The planes took off from the town of Lučenec in Banská Bystrica region, heading to Italy. The pilots originally planned to fly with five ultra-light planes from the Italian airport of Campoformido, which was also the starting point of Štefánik’s ill-fated journey on May 4, 1919. They had to change the programme due to bad weather, however, flying instead only from Hungary to Bratislava.
“We had to land in Hungary, thereby shortening the whole route," SFUL’s head flight inspector Marián Sluk told TASR. The planes, with Štefánik’s effigy on their tails, were arranged in a formation of three machines in front and two machines flying in the rear in order to symbolise his three-engine biplane Caproni Ca-33. The only existing replica of this aircraft is on display at Bratislava’s M.R. Štefánik Airport.

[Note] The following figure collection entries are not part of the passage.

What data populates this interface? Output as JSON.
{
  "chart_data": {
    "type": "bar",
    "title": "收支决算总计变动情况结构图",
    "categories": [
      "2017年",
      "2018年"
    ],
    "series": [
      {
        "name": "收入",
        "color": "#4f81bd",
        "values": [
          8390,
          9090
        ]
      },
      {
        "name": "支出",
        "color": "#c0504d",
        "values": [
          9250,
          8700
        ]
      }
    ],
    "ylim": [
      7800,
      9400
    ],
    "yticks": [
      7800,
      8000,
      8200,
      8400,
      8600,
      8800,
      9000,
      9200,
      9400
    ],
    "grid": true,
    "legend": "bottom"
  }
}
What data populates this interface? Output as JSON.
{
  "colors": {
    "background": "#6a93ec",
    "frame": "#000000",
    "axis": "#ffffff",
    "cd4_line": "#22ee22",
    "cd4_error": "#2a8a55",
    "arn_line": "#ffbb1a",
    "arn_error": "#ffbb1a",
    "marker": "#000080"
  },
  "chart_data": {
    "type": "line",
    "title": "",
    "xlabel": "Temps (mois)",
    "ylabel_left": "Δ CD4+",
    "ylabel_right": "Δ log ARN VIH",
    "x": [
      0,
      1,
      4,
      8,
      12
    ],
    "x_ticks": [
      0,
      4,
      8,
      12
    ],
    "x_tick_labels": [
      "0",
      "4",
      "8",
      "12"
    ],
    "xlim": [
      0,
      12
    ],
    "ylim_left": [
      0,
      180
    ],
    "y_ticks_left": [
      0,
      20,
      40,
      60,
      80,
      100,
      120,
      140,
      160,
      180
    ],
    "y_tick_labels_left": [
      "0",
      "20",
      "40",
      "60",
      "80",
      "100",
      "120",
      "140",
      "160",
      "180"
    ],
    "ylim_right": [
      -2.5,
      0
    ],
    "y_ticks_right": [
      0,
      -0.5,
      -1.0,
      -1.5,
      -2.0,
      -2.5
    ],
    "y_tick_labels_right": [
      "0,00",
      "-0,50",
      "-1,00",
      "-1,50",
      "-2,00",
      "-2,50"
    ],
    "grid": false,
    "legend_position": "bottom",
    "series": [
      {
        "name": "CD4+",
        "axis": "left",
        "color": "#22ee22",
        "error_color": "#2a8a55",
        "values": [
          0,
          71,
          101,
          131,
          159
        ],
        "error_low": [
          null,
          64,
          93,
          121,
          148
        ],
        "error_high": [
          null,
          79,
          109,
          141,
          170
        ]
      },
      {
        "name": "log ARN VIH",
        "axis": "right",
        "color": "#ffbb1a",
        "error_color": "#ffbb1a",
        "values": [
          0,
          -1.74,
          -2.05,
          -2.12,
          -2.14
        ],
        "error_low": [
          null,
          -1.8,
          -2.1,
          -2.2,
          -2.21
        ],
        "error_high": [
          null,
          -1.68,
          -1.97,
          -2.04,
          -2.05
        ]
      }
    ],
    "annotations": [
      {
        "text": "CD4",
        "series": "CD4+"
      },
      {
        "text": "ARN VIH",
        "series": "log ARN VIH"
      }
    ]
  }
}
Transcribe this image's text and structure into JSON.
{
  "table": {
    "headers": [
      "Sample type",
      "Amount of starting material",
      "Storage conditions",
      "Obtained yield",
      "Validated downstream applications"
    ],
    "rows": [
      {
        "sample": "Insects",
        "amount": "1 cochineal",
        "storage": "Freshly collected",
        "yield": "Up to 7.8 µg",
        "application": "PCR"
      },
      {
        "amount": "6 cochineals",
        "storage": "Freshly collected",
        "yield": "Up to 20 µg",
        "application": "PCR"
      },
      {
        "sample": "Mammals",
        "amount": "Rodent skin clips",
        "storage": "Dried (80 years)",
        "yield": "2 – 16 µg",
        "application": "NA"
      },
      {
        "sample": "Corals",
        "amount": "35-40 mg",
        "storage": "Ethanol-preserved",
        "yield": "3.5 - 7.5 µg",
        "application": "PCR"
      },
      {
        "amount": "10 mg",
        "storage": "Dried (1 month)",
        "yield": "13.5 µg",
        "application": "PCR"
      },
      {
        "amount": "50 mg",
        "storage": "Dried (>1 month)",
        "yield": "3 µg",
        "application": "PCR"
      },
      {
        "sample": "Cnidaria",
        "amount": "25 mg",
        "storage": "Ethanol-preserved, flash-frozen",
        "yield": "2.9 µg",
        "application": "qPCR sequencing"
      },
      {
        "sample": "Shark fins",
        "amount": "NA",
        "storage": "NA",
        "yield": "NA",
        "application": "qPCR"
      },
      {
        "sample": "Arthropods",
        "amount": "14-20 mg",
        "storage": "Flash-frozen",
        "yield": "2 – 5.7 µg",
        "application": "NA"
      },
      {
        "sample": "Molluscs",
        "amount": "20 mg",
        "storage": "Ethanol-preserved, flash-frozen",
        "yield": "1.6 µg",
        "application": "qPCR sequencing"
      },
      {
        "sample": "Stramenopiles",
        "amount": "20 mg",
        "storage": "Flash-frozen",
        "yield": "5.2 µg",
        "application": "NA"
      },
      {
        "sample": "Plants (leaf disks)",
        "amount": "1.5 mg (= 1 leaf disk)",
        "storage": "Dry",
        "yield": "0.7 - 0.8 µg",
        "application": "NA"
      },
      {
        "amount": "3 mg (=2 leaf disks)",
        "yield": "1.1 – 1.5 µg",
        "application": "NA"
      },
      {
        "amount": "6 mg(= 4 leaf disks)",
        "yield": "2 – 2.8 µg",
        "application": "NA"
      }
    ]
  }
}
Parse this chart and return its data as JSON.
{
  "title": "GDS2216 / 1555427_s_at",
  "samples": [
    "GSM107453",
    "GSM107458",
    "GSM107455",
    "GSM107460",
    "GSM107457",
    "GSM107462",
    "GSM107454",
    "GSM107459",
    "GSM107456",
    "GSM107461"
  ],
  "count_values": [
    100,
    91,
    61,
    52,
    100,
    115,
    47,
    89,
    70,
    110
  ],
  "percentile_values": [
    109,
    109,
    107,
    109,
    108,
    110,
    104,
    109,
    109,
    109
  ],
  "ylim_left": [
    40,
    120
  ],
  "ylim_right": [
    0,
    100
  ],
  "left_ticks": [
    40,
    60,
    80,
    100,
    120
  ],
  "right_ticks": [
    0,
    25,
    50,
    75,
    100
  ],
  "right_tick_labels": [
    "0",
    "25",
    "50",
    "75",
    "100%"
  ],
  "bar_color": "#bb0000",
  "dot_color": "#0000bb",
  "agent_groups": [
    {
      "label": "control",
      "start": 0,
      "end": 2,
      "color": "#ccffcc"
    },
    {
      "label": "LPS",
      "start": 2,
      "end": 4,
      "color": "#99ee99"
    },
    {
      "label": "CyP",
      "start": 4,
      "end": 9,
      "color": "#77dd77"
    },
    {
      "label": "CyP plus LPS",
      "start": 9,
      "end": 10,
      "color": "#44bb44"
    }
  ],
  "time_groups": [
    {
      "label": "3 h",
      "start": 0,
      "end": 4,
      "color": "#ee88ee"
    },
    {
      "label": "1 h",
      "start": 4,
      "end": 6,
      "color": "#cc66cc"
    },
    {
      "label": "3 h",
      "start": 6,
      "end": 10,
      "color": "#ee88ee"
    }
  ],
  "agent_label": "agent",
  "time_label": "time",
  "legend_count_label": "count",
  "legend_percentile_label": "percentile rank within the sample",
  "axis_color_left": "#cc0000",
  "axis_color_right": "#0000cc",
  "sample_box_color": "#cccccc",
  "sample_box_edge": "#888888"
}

The commemorative event was also supported by the Bratislava Airport, which did not collect any airport fees from the SFUL pilots.
Štefánik was one of the most significant figures of Slovakia's modern history. He was born in 1880 in the village of Košariská and died in a plane crash near Bratislava. He was an outstanding astronomer, military pilot, French military general and one of the first Slovaks who several times ascended Mont Blanc. He was instrumental in setting up Czechoslovakia in 1918 along with the country’s first president Tomáš Garrigue Masaryk.